How am I stating it as a fact, when I explicitly qualified the remark as an opinion?
I don't think that's the only difference. I think you should look into the research on symbology and it's relationship to propaganda, demagoguery and in-group behaviors.
Honest question: why are you so angry right now?
I don't believe this analogy is operative at all. I have already conceded that not all memes are bad. I also support nuclear power, even though nuclear technology can be used for bad, too. Your analogy is really just a straw man, as conceived.
Literally don't know how you're drawing these inferences.
These platforms are going to make the privacy issues related to advertising and tracking cookies seem like a pedestrian concern in comparison.
I'm not debating they are powerful. I think my original point implicitly concedes that. I'm arguing they lower information content in the discourse, tend towards framing things in black and white, in-group and out-group.
I'd say lies and misinformation travel effortlessly through memes. So we disagree strongly on this point.

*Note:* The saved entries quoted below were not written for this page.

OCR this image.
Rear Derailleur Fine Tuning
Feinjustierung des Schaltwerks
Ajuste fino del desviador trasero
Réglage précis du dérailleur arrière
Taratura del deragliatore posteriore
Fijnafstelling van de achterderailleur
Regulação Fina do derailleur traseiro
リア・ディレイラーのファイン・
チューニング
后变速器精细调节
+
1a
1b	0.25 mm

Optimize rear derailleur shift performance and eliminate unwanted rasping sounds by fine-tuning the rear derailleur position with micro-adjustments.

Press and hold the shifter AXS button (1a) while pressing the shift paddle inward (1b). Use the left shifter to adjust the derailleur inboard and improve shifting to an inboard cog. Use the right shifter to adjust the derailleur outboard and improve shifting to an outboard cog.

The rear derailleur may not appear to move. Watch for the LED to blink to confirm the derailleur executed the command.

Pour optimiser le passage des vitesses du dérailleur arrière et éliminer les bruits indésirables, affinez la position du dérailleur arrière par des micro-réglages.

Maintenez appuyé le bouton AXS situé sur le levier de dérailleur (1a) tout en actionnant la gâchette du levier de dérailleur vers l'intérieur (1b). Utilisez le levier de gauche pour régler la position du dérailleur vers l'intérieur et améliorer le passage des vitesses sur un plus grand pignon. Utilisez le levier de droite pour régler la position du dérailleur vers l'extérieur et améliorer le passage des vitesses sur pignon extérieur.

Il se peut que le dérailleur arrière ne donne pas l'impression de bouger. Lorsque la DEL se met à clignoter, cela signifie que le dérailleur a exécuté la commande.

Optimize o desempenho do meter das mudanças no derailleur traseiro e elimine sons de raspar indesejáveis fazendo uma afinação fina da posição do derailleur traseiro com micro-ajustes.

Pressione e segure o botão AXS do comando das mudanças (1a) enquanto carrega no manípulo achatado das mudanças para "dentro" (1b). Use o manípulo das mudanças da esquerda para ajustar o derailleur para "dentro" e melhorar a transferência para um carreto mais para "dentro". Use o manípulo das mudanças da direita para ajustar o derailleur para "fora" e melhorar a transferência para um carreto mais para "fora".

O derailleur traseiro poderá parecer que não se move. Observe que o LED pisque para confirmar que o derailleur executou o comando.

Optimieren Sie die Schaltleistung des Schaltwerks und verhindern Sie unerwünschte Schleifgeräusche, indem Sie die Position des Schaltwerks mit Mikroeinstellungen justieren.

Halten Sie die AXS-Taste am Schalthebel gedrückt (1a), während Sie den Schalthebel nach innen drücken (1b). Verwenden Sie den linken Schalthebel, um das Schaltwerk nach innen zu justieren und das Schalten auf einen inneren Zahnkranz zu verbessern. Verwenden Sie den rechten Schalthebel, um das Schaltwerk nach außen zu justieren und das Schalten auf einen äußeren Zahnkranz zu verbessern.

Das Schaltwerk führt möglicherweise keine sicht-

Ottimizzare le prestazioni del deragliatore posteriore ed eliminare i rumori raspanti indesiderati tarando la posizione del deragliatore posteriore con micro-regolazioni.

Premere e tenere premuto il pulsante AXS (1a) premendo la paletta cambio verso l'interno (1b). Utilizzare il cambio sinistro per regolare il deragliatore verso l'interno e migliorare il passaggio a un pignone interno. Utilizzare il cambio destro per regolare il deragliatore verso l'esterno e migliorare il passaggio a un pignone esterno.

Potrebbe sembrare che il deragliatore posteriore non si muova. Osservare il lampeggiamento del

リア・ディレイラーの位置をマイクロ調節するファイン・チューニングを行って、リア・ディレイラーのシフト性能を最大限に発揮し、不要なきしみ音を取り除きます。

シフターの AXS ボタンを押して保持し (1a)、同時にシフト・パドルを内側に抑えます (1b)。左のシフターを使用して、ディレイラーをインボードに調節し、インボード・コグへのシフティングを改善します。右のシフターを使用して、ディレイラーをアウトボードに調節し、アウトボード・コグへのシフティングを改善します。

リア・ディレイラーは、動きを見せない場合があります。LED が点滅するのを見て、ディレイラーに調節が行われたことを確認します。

I wouldn't argue any of the claims you're making about the role of money, here. And I would suggest that none of this is incompatible with my prior point.
Okay. But you could literally apply this defense to demagoguery itself, and then argue demagoguery is a good thing on the same basis.
And I'd probably argue that most political memes are a form of demagoguery in any case.
I don't agree that any conception of money ameliorates these concerns. I think all such claims are simplistic and reductionist, and an example of the fallacy of the single cause.
So is a lot of pernicious propaganda. Not sure why this is a salient point. It's not like I'm arguing they should be outlawed or something.
He’s very smart. I have incredibly frustrated disagreements with him (metaphorically that is, as I’ve never met him). He also has significant blind spots.
But I actually think he has valid insights into human nature. Even if I don’t take the same lessons from those insights into the political sphere as he does.
It can be. I think Marxist realism was a force for bad. It really does depend on what the normative goals behind the expression are.
Not it’s not *always* bad. It’s a well-known, evolutionarily selective survival trait. And pretty good one when you consider the landscape of human experiences 20,000+ years ago. I think in the context of a technologically advanced, organized society, it starts to have destabilizing effects that when coupled with our capacity for self-destruction, is a deeply concerning thing.